Now, the autism “evaluation” is scheduled for mid-November at LifeScape in Sioux Falls, SD. We chose to have him evaluated in Sioux Falls, SD, because the Rapid City LifeScape is scheduled out on autism “evaluations” until 2019 sometime. So, come mid-November, he will be seen at LifeScape in Sioux Falls, SD, where he will play and interact with a therapist, a physical therapist, an occupational therapist, and a speech therapist all at once in a four hour time frame. After this, he will have an “official” diagnosis and we will know where he falls on the spectrum and have a little more information. He is scheduled to start therapy before this evaluation, as mentioned above.

Then South Dakota has what they call the Birth to 3 Program. Your child is evaluated at the local school and you are assigned a caseworker to help advocate for your child and to explain and advise you of the resources out there for families with children with special needs. You also work on your child’s plan for education, which is revised and reworked very often to keep your child on the right path for the way they learn. We start evaluations for this tomorrow, and have all the paperwork done, so far. There are also opportunities for therapists to see your child in your home or at daycare until they turn the age of three.

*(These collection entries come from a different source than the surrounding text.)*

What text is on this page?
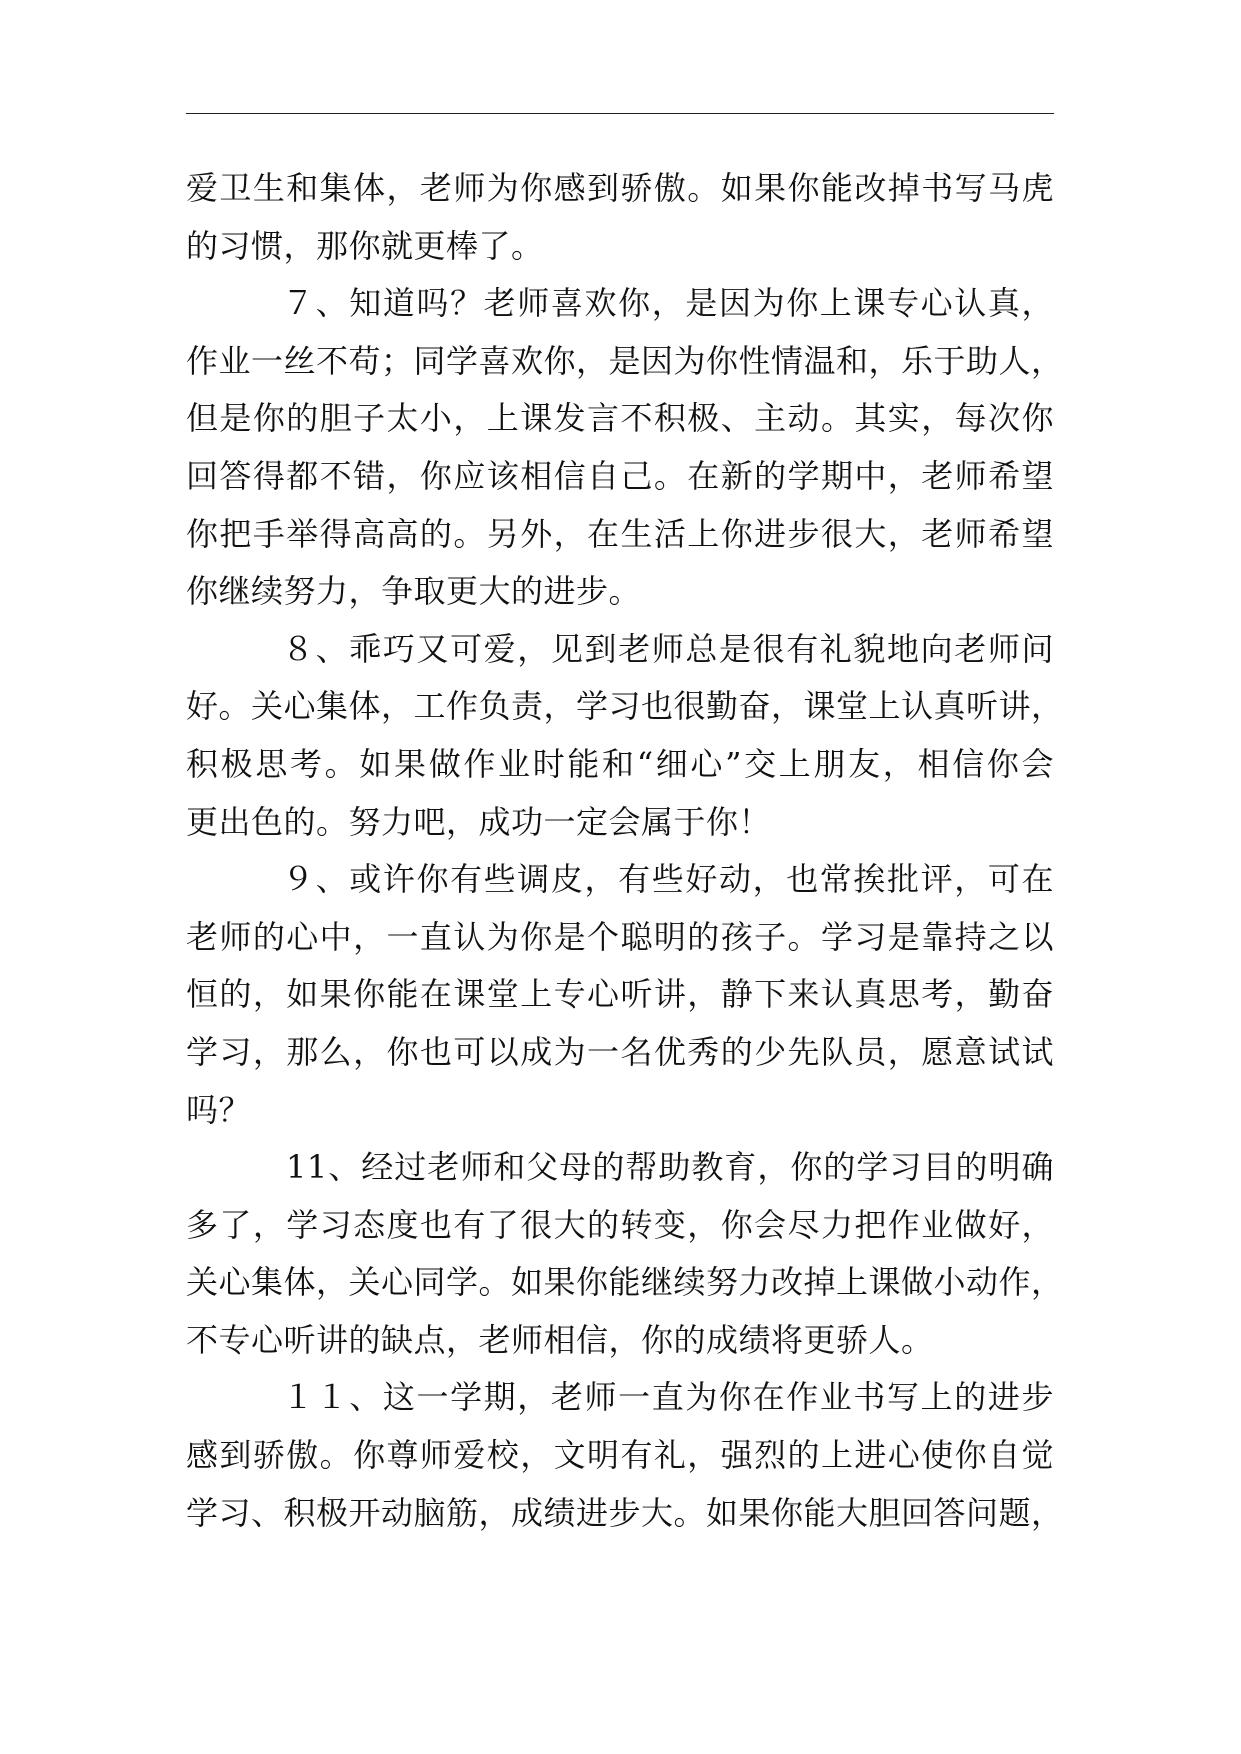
爱卫生和集体，老师为你感到骄傲。如果你能改掉书写马虎
的习惯，那你就更棒了。
７、知道吗？老师喜欢你，是因为你上课专心认真，
作业一丝不苟；同学喜欢你，是因为你性情温和，乐于助人，
但是你的胆子太小，上课发言不积极、主动。其实，每次你
回答得都不错，你应该相信自己。在新的学期中，老师希望
你把手举得高高的。另外，在生活上你进步很大，老师希望
你继续努力，争取更大的进步。
８、乖巧又可爱，见到老师总是很有礼貌地向老师问
好。关心集体，工作负责，学习也很勤奋，课堂上认真听讲，
积极思考。如果做作业时能和“细心”交上朋友，相信你会
更出色的。努力吧，成功一定会属于你！
９、或许你有些调皮，有些好动，也常挨批评，可在
老师的心中，一直认为你是个聪明的孩子。学习是靠持之以
恒的，如果你能在课堂上专心听讲，静下来认真思考，勤奋
学习，那么，你也可以成为一名优秀的少先队员，愿意试试
吗？
11、经过老师和父母的帮助教育，你的学习目的明确
多了，学习态度也有了很大的转变，你会尽力把作业做好，
关心集体，关心同学。如果你能继续努力改掉上课做小动作，
不专心听讲的缺点，老师相信，你的成绩将更骄人。
１１、这一学期，老师一直为你在作业书写上的进步
感到骄傲。你尊师爱校，文明有礼，强烈的上进心使你自觉
学习、积极开动脑筋，成绩进步大。如果你能大胆回答问题，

It seems so backwards. I am meeting at the school regarding education for my second child before my first…

My Army

As overwhelming and confusing as this all is, I am certain we will get a grasp on all of it and it will all become second nature. That being said, there is absolutely no way that things would have worked out the way that they have so far without the help of my family, my daycare providers, and my bosses at work. My parents put in a lot of time and help me out a lot. They are not just “watching the grandkids”. It takes extreme patience and understanding to watch my son. They aren’t just watching him, but learning to work with him. He absolutely cannot be left unsupervised unless he is in a completely “Gus proofed” room, and sometimes even then he can find something unsafe to do or get into. He cannot verbally communicate, so it can be very frustrating to figure out what he wants and needs. He is very curious and has some destructive behaviors. He never stops moving unless he is sleeping. Plus, he has a 3-year-old sibling that needs attention, too, which is so important to provide as well. I can’t just take both of my kids places. My son will “bolt” aka run off without return or any regard for danger etc. Therefore, doing something as simple as getting a haircut or going to the grocery store can really become a chore. My parents and my sister are what make these things possible and keep him safe. For that I am already eternally grateful and know just how lucky and blessed I am. This goes for daycare, too. I know his daycare providers had to have noticed that he had some problems. I let them know what was going on once we knew, and they thanked me for telling them and have been on this journey with us 100%. Seriously, how amazing is that? I know that my son requires more work and attention, and would completely understand if they felt he’d be better off somewhere else, but they have taken this on and are willing to help in any way they can. That’s love. I know that my children’s daycare providers truly love them. That in itself is one of the biggest blessings a parent can find in a world full of so much scary. My boss and coworkers also deserve praise in being so willing to listen to me, work with me, work out a schedule with me, and always make time to talk to and interact with my littles when they are around.

Although this is a never-ending process and a life of constant learning, adjusting, and compromising, I know that I have plenty to be thankful for. Sometimes, it just helps to blow off a little steam.